Law Professor Salaries 2006-07
For a couple of years now, the search term “law professor salary” or “law professor salaries” consistently has been one of the top 10 search terms used to find my blogs. It seems to be a topic of significant interest! See my earlier post: What kind of pay can a law professor expect? (March 2005)
Fortunately, we have some new data to obsess over. SALT has published its 2006-07 survey of law professor salaries. This gives a rough sense of the going rates for various law professors, although I must confess that I don’t find the numbers fully credible. For example, Gonzaga’s listing appears to contain an obvious error when the assistant professor median is $119k but the full professor median is only $82k. I’m sure this is reversed. Also, less than half of the schools responded, giving us an incomplete view of the field. Finally, I’m sure that most of the schools’ numbers don’t include summer research stipends, administrative stipends, retirement plan contributions and other financial incentives offered to professors, so I’m guessing the dichotomy between schools is even greater than indicated. (Those additional compensation factors may be included in the ambiguous “fringe benefits” category–I wasn’t sure what that column represented).

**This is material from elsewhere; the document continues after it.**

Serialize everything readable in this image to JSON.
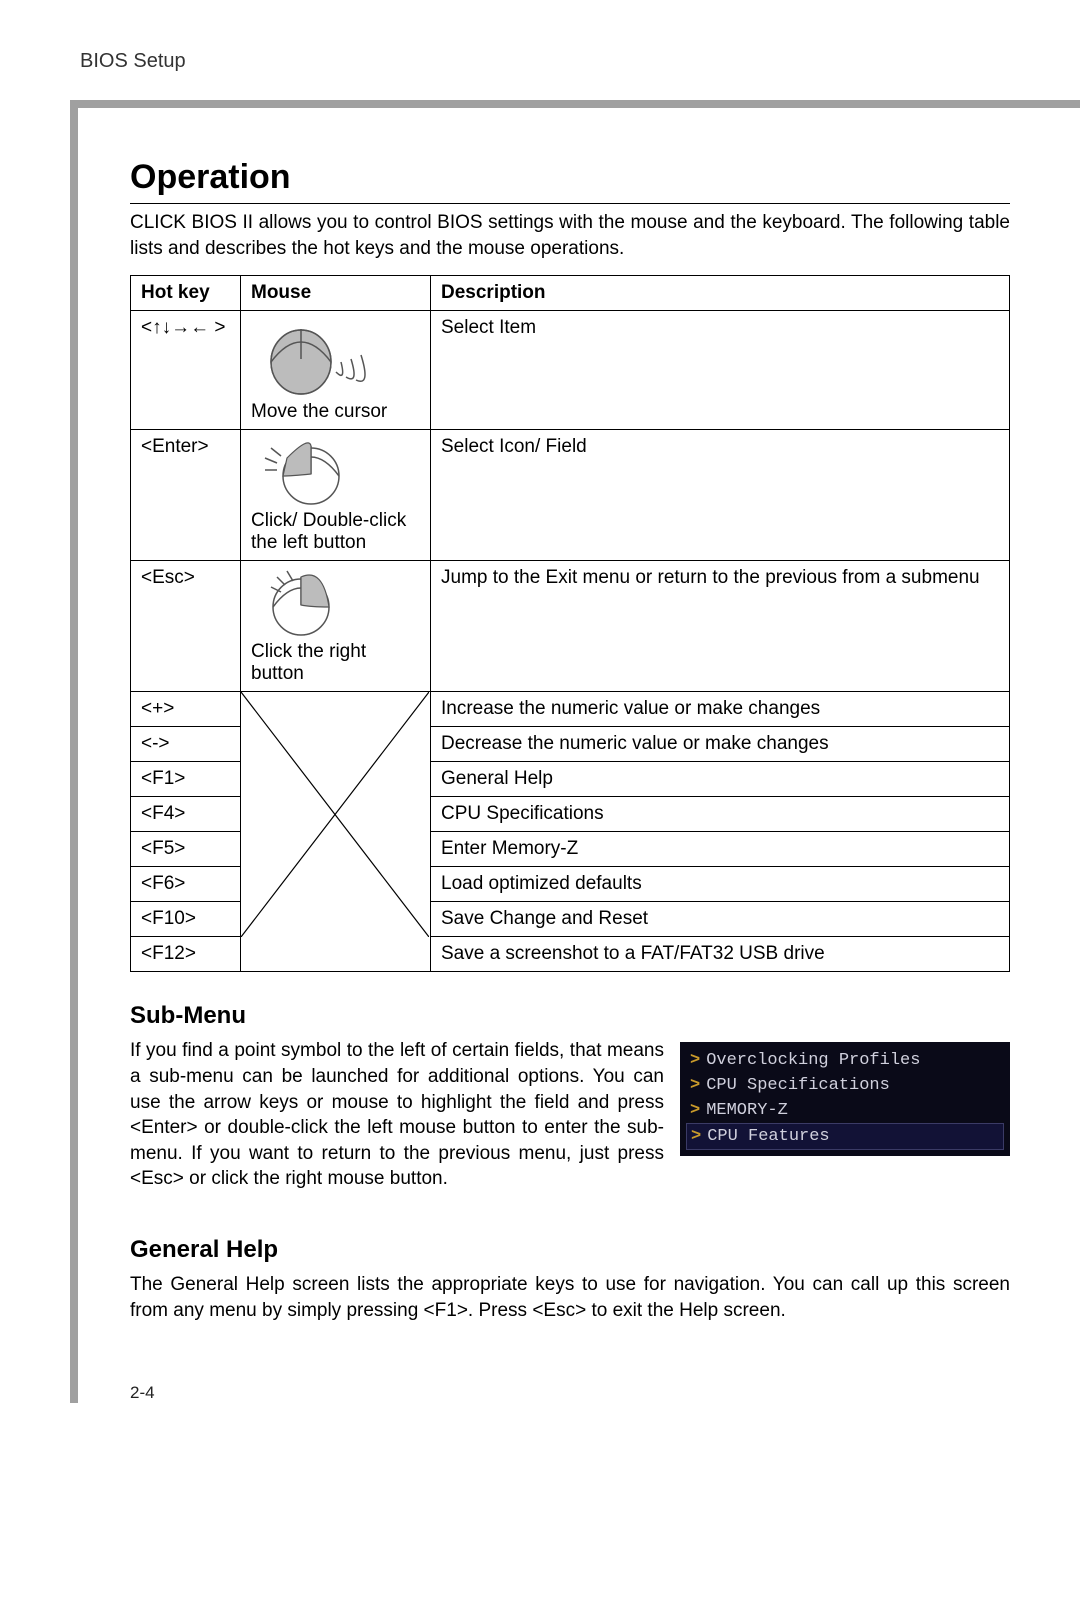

Brian Leiter gives some good guidance for interpreting law professor salary data generally.
For some more reliable data, see Virgina’s law professor salaries, the SFGate report on UC law professor salaries and Paul Caron’s data comparing salaries at the UC schools and Virginia. As you can see, at the high end, some professors are making some eye-popping numbers.
In any case, taking the SALT data as given, note the big spread for assistant professors, ranging from a median of $70,000 at NC Central to a median of $143,000 at Michigan–a spread of more than 2X. The spread appears even larger at the full professor level. Ignoring the Gonzaga outlier, the median range is from $83,000 at DC Law School (a brutally low number) to $241,000 at Harvard–almost 3X!

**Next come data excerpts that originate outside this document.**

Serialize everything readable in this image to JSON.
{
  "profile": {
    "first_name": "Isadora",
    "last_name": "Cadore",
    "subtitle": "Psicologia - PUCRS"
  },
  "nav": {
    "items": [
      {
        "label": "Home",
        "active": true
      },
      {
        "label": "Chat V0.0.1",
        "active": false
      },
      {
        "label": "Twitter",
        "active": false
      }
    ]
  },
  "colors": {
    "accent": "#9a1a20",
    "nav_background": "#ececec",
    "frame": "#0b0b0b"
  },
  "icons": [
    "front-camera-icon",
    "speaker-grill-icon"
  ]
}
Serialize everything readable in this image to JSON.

The data also indicates the relatively slow progression of law professor salaries. At most schools, the full professor median is less than 50% more than assistant professor median, showing that salary increases are very low from year-to-year. (Harvard is one of the rare exceptions to this, where the ratio is about 2X). I’ve complained before that law professor salaries often grow at a rate lower than inflation, and I think this data provides some support for that. On the other hand, looking at my post from 2005, I see some positive growth in the numbers–at some schools in 2004, the median range for assistant professors used to dip below $60,000.

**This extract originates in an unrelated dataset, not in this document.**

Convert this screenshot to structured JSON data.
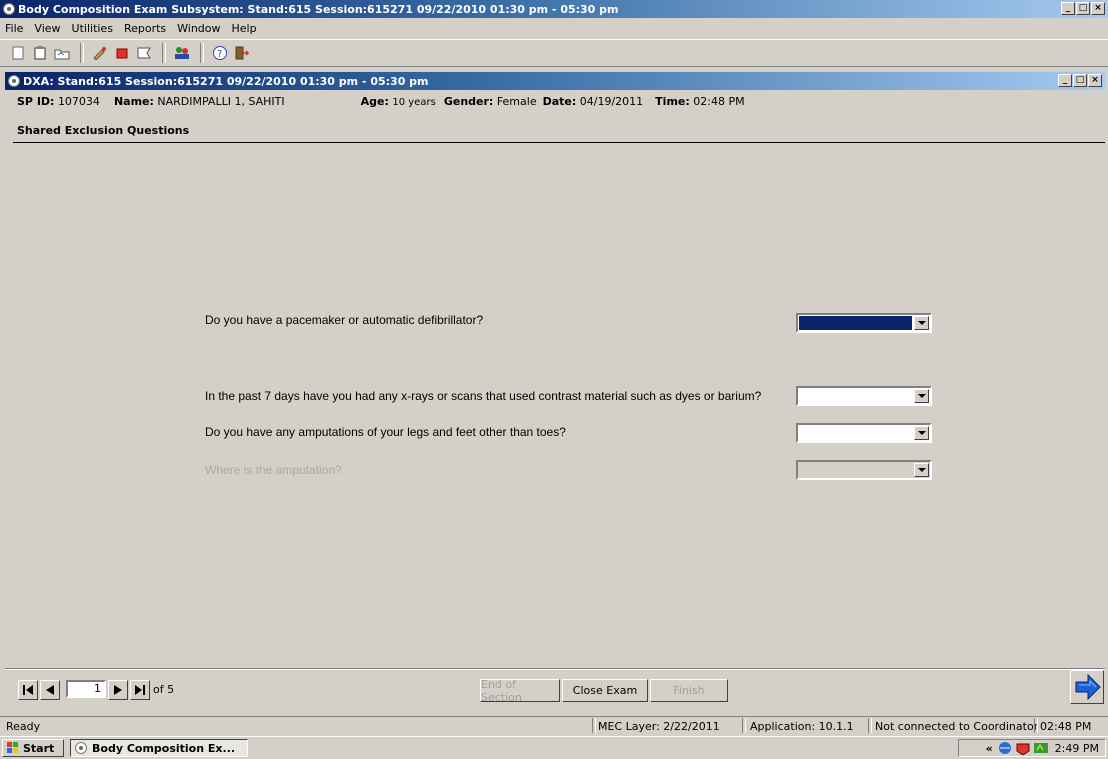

Finally, this data reinforces how to think about the financial implications of becoming a law professor. This is not a career path for those who want to get fabulously rich, and many of us make less than our students who take first year associate jobs at the big NY firms (now paying $160,000). However, most of us also make enough money to live a comfortable if conservative lifestyle. And we as law professors are generally better off than our academic peers.